Etta:  What would you like to say to families or someone considering working with a professional care manager?

Lisa:  We say to families that working with the care manager means then you go back to being their loved one, you go back to being their daughter, their son, their sister, their brother, and you’re not the person who is seen as the person running their life and not allowing them to do certain things. You can put that on to a professional who can then, in some ways sometimes, be the “bad guy.” By “bad guy” I mean advocating for them, making sure things are being done that maybe they wouldn’t know otherwise, and making sure that their day-to-day care needs are met.

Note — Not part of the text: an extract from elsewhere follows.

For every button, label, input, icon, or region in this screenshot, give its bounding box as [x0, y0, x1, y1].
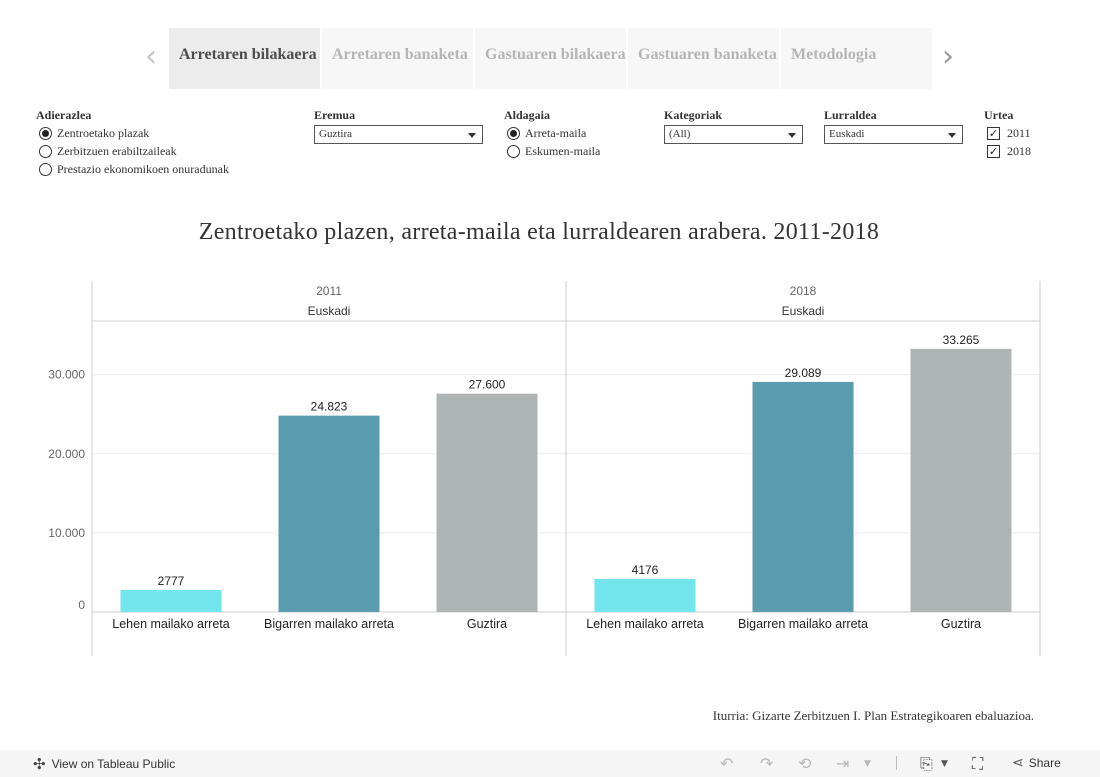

They’re taking their right medications; they’re getting to their doctor’s appointments; they’re getting the medical treatment they need, and then reporting back to the family. So the family can then be a positive support to their loved one instead of perhaps seen as that nagging loved one who keeps making decisions without their loved one’s inputs.

Etta:  Lisa, thank you for sharing about your work. It’s not often we get to have conversations about end-of-life care, so this was quite insightful and extremely informative.

Lisa:  Thank you. I appreciate the time. Hopefully it’s conveyed about how passionate I am about not only what I do at Intervention Associates but also what I do with working with the particular population that I enjoy working with. I could talk about it for hours and just the different situations that come up. At the end of the day, it’s an honor and it’s a privilege each and every client and family that I have come in contact with and continue to come in contact with that I’m trusted to be such an important role in their life. It’s amazing.